South Asia

Gunmen kill police officer guarding polio vaccination team in Pakistan

ISLAMABAD — A police officer assigned to protect health workers during Pakistan’s first polio vaccination campaign of the year was shot and killed by unidentified gunmen on Monday, Pakistani media reported.

The attack occurred in Jamrud, a district in Khyber Pakhtunkhwa province, according to local police official Jamshed Khan.

Pakistan has deployed thousands of police officers to guard health workers who go door-to-door to vaccinate children against polio. Militant groups have long opposed these campaigns, falsely claiming they are part of a Western conspiracy to sterilize children.

More than 200 polio workers and police officers protecting them have been killed in Pakistan since the 1990s, according to health officials. In December, a roadside bomb exploded near a vehicle carrying police officers assigned to a polio team in the country’s restive northwest, killing three officers and wounding two others.

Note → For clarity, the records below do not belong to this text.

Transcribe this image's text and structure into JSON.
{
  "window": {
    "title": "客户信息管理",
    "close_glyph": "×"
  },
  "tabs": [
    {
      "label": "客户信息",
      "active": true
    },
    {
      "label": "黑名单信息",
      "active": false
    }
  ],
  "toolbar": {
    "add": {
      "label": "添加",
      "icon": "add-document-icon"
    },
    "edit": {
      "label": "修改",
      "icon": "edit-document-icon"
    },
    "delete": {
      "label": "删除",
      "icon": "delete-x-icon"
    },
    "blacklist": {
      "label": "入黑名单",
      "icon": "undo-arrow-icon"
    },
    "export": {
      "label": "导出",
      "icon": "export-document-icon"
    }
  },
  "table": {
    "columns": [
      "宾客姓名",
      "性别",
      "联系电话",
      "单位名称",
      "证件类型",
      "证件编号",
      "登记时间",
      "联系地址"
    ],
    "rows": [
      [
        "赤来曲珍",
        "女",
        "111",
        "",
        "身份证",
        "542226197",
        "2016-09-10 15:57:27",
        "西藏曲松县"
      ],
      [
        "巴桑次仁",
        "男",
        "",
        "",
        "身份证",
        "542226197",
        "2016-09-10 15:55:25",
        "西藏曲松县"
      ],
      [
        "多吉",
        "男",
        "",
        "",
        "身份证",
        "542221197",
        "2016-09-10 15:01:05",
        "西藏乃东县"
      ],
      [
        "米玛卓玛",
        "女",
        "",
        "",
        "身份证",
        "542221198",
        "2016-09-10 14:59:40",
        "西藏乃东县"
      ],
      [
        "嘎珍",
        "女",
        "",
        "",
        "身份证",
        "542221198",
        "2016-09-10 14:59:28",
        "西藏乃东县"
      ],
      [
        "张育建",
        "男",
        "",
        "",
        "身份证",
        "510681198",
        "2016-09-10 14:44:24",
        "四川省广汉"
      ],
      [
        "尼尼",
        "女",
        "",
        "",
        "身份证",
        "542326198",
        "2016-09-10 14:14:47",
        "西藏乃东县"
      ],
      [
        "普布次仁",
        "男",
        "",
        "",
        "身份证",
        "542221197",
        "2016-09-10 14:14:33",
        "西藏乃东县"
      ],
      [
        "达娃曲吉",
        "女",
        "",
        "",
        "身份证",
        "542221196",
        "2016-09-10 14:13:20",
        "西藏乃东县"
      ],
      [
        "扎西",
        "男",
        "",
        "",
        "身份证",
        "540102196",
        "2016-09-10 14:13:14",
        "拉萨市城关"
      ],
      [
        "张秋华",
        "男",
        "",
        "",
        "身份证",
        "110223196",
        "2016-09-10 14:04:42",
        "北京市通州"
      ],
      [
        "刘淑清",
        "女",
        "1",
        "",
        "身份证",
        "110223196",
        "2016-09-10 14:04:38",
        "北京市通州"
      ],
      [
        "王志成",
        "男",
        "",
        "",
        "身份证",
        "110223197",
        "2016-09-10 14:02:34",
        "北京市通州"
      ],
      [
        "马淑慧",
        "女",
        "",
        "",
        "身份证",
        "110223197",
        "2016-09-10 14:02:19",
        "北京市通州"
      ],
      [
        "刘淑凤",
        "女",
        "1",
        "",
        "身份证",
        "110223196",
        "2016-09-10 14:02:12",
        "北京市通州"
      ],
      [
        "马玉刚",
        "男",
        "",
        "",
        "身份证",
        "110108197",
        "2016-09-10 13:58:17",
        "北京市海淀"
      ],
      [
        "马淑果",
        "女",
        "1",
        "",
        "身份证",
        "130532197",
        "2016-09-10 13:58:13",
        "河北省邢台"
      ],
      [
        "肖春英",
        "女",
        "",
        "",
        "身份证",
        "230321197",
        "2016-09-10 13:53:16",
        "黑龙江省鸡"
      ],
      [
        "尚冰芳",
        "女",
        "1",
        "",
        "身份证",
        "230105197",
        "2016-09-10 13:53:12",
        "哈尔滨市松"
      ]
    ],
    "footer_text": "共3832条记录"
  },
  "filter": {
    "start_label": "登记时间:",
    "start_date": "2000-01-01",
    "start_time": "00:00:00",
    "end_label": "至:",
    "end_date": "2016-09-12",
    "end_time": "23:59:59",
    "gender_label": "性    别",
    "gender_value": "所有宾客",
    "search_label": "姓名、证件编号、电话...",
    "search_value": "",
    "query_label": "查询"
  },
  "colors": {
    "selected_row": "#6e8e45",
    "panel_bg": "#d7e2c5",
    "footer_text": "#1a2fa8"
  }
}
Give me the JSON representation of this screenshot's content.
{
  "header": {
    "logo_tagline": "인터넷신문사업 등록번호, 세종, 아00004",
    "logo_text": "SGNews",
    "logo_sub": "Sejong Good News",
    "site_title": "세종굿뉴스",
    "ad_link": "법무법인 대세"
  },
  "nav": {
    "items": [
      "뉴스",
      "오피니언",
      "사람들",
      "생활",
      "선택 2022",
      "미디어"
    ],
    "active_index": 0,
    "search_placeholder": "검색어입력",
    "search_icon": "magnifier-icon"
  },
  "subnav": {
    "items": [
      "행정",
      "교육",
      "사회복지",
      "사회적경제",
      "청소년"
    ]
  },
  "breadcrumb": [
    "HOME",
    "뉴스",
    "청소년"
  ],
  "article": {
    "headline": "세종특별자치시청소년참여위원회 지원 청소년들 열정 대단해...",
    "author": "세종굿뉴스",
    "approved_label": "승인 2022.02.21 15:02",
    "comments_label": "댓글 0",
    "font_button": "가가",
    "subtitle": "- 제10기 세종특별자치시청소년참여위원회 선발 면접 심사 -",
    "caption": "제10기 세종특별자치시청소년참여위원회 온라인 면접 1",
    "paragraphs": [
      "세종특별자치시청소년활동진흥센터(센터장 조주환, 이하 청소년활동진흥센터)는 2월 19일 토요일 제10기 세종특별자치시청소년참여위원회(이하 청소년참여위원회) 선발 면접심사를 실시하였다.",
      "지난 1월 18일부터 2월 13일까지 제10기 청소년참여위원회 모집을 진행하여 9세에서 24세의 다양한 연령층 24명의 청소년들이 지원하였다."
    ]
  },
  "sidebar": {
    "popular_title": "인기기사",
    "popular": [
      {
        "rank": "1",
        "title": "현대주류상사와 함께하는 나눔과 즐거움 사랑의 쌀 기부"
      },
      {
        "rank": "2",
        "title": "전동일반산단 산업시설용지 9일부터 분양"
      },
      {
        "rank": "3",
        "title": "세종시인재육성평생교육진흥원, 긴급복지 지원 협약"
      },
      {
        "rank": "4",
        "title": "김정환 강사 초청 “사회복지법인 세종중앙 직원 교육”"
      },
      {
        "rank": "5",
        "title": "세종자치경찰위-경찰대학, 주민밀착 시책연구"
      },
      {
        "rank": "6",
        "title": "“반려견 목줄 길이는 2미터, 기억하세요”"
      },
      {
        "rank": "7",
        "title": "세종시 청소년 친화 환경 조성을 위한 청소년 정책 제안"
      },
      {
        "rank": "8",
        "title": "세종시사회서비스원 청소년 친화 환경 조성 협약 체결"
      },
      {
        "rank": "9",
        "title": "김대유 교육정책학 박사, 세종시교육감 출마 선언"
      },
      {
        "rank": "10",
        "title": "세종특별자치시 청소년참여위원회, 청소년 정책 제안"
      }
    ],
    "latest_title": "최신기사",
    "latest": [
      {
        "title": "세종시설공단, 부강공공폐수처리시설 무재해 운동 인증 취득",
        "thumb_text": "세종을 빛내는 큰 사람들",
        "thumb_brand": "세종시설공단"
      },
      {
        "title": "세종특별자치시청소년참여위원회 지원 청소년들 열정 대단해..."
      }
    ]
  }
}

While militant groups no longer claim responsibility for such attacks, Pakistani authorities believe that the Tehrik-e-Taliban Pakistan (TTP) and its breakaway factions remain behind them. The TTP is an ally of the Afghan Taliban, who seized power in Afghanistan in 2021.

Pakistani Prime Minister Shehbaz Sharif launched the vaccination campaign on Sunday, meeting with medical staff and international aid representatives. The campaign aims to vaccinate 44.2 million children under 5 by the end of next Sunday.

Pakistan and Afghanistan remain the only two countries where polio has never been eradicated. Pakistan reported one case in January and 77 cases in 2023, while Afghanistan had 23 cases in 2024, according to WHO data.